On Fri, Oct 12, 2018 at 07:10:55PM -0700, Ivan Delalande wrote:
Hi Greg,
This series fixes issues we've seen with softirq time accounting in 4.9:
- when ksoftirqd is running at 100% on a CPU, none of the values reported by /proc/stat for that CPU will change, sometimes for dozens of seconds,
- large deviations in the total number of ticks accumulated over a fixed time for a CPU, probably because of the first issue hitting for shorter periods.

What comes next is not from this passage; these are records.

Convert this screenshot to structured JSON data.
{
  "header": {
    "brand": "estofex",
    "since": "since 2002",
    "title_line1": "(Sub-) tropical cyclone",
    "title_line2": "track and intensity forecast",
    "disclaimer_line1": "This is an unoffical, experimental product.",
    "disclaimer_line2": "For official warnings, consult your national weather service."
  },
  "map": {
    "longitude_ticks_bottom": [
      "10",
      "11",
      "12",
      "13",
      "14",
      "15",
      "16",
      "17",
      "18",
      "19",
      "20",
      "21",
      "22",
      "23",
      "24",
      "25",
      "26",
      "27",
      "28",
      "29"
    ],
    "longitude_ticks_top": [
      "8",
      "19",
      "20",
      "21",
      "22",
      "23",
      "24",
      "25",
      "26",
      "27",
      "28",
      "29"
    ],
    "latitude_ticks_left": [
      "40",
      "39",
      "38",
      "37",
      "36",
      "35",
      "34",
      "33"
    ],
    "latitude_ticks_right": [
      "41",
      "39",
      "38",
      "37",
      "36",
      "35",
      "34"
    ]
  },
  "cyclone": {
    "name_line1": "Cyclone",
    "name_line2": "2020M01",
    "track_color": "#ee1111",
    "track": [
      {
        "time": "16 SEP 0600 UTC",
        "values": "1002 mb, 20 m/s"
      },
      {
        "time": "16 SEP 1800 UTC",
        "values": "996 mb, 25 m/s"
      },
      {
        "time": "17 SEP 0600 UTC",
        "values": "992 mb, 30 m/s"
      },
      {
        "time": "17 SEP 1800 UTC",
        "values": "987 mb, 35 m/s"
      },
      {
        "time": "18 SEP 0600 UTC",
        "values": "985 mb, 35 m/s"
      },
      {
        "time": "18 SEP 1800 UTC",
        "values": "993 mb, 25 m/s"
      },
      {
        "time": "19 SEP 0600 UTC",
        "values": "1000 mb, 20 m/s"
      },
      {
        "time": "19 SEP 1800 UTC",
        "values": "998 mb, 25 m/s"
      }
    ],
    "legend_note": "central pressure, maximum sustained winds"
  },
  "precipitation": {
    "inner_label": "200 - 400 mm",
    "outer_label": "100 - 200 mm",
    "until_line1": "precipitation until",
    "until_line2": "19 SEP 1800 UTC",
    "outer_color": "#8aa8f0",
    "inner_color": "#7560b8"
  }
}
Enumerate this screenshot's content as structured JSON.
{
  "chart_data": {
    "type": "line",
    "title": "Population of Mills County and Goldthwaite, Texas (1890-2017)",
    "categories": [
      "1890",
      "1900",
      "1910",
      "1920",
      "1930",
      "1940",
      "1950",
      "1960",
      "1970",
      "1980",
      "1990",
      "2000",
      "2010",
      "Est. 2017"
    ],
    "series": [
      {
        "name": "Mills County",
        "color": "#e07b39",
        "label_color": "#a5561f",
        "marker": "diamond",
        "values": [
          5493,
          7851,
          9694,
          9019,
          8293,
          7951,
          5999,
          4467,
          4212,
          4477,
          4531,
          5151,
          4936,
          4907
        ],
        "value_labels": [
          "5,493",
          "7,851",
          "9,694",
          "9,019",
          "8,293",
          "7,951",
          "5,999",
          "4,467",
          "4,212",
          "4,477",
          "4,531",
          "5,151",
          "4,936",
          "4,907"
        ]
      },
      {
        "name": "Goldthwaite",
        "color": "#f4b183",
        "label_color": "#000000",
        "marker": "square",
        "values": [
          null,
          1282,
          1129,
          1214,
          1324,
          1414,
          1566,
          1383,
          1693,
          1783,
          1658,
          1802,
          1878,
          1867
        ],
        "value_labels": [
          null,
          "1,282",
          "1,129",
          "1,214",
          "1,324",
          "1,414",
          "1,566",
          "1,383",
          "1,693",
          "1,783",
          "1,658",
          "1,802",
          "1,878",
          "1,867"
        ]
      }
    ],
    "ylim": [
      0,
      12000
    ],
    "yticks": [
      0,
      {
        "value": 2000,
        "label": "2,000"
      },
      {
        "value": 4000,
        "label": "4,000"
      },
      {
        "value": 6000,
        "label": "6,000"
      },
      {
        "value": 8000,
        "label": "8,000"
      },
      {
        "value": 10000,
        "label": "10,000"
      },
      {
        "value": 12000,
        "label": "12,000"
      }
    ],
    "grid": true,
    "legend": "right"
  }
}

We found out that something pretty similar had been reported 9 months ago, see the reference link below. In that discussion, Rabin Vincent had made a 4.9 specific patch which fixes our first issue, but we were still seeing some deviation from the total number of ticks (up to 1.7% from expected, where we had only 0.2% on older kernels), and you had also asked for a direct backport from the mainline series, if possible.
As mentioned in that thread, a lot of changes (probably 50+) went into 4.11 to remove cputime, but we could get something working with only the 4 attached patches to fix these two issues. Three of these patches apply without change, and the second one in the series ("sched/cputime: Convert kcpustat to nsecs") needed a minor change as a cast had been added in 527b0a76f41d ("sched/cpuacct: Avoid %lld seq_printf warning") to fix a build warning on s390. I guess we could also include that patch in this series, let me know if this is the preferred way to handle this.
We ran our tests on 3.18, 4.4 and 4.9 and confirmed that only 4.9 would need this series, and that this series indeed restores the behavior we were seeing on those older kernels.
Thanks!
Reference: http://lkml.kernel.org/r/%3C1513159876-5125-1-git-send-email-rabin.vincent@a...
v2: - drop "time: Introduce jiffies64_to_nsecs()" as it has already been merged into v4.9.132, - include backport of commit 564b733c899f ("macintosh/rack-meter: Convert cputime64_t use to u64") to avoid introducing a build failure on powerpc.
Ok, let's try this again, all queued up.
greg k-h